Die Maschenprobe gibt an, wieviel Maschen bzw. Reihen auf 10 cm benötigt werden. Auf unseren Wollumbändern und in den Katalogen finden Sie die Angaben für glatt rechts gestrickt, in unseren Anleitungen die Angaben für das jeweilige Muster. Damit Sie ein perfektes Ergebnis erzielen, ist es ratsam, vor Beginn jeder Handarbeit eine Maschenprobe im betreffenden Muster und mit der gewählten Wolle anzufertigen. Sie stricken oder häkeln ein ca. 15 x 15 cm großes Stück. Nun zählen Sie aus – am besten in der Mitte der Probe – wie viele Maschen bzw. Reihen 10 cm ergeben. Achten Sie darauf, dass Ihr Musterfleck glatt aufliegt und nicht verzogen ist.

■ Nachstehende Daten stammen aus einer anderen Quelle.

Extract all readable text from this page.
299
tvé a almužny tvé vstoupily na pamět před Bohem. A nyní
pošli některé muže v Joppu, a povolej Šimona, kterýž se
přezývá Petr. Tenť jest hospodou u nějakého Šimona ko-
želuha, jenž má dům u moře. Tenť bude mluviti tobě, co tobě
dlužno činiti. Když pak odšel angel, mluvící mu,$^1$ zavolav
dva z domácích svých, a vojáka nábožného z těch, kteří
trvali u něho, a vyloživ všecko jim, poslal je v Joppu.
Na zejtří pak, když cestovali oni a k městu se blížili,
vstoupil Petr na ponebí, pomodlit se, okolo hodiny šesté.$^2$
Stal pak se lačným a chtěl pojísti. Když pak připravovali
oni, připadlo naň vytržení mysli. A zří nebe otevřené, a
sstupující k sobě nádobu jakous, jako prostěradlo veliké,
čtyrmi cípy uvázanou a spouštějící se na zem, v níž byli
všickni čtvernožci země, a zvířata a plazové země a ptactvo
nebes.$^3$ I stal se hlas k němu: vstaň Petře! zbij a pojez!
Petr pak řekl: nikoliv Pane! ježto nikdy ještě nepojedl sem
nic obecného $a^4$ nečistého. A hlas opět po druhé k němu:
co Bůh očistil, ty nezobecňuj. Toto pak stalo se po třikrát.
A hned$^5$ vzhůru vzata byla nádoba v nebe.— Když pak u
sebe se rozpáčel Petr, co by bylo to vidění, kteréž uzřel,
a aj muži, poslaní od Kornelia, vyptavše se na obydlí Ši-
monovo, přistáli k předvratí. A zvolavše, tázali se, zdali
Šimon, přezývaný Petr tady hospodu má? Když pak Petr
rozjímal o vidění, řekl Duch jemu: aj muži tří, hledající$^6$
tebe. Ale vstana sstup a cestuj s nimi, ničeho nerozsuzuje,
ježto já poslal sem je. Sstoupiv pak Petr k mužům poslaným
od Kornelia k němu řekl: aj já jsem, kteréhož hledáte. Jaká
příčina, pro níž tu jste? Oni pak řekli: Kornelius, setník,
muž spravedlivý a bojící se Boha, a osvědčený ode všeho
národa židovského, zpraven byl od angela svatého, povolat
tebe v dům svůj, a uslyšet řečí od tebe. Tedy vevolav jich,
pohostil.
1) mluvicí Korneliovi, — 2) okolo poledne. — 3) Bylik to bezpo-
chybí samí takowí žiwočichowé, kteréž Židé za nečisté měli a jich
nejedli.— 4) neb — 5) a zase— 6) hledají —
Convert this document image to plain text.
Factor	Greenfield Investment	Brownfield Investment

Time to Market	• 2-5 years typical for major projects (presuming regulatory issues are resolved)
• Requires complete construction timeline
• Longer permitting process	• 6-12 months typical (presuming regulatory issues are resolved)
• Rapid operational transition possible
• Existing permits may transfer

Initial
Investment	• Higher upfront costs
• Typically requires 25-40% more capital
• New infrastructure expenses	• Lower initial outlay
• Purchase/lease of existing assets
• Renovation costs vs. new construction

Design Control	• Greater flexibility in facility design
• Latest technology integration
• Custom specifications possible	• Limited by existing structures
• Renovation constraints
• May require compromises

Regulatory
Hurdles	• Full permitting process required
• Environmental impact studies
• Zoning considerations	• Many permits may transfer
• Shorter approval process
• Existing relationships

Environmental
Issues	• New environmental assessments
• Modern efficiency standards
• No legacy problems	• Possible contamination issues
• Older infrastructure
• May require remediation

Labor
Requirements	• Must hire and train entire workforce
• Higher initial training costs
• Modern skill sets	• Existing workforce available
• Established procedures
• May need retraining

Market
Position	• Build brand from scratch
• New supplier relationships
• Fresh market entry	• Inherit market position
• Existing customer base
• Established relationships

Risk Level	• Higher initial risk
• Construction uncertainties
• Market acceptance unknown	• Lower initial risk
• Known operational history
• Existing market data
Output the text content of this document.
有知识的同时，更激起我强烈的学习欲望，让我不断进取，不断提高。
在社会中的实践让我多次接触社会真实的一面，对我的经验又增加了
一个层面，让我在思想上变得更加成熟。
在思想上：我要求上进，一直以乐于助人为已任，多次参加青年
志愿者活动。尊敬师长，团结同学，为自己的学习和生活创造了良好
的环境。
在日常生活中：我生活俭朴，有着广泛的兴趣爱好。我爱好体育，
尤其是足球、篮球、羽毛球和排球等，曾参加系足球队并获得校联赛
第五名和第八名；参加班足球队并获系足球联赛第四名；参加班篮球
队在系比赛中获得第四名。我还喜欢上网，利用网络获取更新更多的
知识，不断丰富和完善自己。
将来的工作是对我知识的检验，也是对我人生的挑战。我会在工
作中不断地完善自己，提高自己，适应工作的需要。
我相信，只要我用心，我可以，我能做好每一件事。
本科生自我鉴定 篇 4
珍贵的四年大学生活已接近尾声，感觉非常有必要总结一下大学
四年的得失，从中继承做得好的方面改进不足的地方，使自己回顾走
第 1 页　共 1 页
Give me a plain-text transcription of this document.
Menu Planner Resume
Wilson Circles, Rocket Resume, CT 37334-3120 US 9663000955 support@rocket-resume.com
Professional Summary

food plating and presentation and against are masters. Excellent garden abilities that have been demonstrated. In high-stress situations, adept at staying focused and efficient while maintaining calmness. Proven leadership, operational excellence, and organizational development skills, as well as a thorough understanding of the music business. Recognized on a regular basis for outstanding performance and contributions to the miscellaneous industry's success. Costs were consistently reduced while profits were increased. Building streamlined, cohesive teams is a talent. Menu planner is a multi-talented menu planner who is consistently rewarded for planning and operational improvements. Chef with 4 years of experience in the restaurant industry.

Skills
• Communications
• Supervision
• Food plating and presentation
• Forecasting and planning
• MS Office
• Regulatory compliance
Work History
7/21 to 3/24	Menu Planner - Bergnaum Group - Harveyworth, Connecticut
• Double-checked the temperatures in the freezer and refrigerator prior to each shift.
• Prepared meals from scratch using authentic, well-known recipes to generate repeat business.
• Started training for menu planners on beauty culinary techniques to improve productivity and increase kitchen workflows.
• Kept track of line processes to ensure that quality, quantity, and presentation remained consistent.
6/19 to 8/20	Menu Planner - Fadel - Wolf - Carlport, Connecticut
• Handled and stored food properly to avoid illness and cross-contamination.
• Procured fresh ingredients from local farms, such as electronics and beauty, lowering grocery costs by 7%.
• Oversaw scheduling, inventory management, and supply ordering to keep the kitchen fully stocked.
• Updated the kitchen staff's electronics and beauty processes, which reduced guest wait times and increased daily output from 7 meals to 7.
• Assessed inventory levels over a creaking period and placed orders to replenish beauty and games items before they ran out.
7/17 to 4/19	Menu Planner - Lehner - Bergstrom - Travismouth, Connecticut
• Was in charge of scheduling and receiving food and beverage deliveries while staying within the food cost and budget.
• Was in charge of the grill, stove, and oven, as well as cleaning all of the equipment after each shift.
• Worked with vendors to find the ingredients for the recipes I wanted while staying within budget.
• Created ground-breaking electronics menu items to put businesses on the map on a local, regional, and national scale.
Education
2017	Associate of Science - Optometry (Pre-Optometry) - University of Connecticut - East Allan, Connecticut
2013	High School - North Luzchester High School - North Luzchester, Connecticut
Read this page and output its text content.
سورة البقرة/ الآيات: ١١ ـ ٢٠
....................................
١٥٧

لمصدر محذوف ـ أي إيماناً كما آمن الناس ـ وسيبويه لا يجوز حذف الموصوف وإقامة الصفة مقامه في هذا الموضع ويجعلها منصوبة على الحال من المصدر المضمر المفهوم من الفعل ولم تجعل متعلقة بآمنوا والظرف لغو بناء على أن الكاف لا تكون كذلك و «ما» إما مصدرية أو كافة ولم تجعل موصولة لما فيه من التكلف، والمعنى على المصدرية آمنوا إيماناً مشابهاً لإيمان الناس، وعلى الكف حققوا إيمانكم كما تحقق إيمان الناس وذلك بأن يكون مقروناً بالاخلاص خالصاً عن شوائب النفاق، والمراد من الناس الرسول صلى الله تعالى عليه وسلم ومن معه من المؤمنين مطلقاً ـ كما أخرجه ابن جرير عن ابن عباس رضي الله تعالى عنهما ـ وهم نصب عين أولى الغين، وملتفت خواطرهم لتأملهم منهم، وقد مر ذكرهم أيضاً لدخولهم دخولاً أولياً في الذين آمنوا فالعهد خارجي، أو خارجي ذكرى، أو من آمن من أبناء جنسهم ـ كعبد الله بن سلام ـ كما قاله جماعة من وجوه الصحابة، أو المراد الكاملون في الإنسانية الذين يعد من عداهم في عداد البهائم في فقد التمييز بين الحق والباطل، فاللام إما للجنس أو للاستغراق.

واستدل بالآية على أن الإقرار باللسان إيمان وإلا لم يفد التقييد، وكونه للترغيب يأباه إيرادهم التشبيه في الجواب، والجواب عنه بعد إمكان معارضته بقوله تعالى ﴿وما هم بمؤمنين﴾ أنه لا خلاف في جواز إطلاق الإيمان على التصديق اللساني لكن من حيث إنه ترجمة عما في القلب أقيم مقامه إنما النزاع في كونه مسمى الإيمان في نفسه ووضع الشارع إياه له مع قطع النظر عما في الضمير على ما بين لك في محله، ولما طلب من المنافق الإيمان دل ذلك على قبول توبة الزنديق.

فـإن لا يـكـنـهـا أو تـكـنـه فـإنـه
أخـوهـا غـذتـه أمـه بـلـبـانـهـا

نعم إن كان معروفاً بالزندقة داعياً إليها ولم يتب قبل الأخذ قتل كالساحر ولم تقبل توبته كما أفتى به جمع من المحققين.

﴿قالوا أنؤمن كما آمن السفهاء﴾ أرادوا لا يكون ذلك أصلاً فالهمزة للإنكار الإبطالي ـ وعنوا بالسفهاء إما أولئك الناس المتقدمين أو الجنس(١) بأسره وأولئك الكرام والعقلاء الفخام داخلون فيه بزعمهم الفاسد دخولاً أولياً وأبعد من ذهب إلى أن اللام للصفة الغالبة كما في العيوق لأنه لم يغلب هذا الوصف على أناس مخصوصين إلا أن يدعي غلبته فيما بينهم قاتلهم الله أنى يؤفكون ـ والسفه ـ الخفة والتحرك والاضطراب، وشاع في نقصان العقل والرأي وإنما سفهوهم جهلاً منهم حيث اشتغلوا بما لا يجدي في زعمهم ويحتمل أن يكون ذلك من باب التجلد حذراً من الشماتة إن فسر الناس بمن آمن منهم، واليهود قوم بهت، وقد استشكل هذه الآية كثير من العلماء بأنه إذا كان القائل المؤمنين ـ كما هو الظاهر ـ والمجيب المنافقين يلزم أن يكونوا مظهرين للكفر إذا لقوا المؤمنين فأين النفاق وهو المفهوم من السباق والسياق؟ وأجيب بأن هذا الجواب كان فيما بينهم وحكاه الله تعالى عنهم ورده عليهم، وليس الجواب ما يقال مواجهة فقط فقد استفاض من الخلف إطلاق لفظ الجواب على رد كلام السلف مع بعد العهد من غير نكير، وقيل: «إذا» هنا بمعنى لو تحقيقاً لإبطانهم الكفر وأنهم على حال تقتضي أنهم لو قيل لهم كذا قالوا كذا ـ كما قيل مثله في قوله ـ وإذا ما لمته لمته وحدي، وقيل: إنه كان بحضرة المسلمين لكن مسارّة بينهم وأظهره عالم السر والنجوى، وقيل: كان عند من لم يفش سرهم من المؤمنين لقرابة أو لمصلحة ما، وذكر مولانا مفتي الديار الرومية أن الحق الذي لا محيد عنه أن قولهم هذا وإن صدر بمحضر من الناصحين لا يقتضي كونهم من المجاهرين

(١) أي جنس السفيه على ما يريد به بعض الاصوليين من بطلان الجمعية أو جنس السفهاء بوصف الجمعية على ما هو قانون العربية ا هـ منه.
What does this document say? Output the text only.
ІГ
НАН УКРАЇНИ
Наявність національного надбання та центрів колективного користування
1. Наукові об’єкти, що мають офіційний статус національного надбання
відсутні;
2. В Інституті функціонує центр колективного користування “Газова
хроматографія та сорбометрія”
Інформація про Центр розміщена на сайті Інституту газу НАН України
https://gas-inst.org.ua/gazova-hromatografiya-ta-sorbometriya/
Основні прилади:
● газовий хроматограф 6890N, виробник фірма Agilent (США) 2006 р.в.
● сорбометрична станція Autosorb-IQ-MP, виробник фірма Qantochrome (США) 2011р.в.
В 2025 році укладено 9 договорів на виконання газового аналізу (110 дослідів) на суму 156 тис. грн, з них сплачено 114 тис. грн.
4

Sollte Ihre Maschenprobe nicht mit den Angaben in der Anleitung übereinstimmen, so wählen Sie eine andere Nadelstärke – dickere Nadeln, wenn Sie auf 10 cm mehr Maschen und Reihen zählen und dünnere Nadeln, wenn Sie weniger Maschen und Reihen zählen. Wenn Sie gerne nach eigenen Entwürfen arbeiten, können Sie anhand der Maschenprobe die benötigten Maschen bzw. Reihen errechnen.

Beispiel: Ihr Pullover soll 48 cm breit und 56 cm lang werden und Sie haben eine Maschenprobe von 24 Maschen und 31 Reihen gezählt, das bedeutet rein rechnerisch, dass auf 1 cm 2,4 Maschen und 3,1 Reihen entfallen. Sie rechnen nun 48 x 2,4 = 115 Maschen plus 2 Randmaschen = Anschlag 117 Maschen. Für die Länge bedeutet es 56 x 3,1 = 174 Reihen.

weiters folgt in Kürze :-) !

Wenn Sie gern bastelt empfehle ich Ihnen auch mal eine Fotouhr oder Wanduhr selbst zu gestalten. Fotouhren und Wanduhren gestalten macht wirklich Spaß und ist immer eine gute Geschenkidee für Ihre Liebsten.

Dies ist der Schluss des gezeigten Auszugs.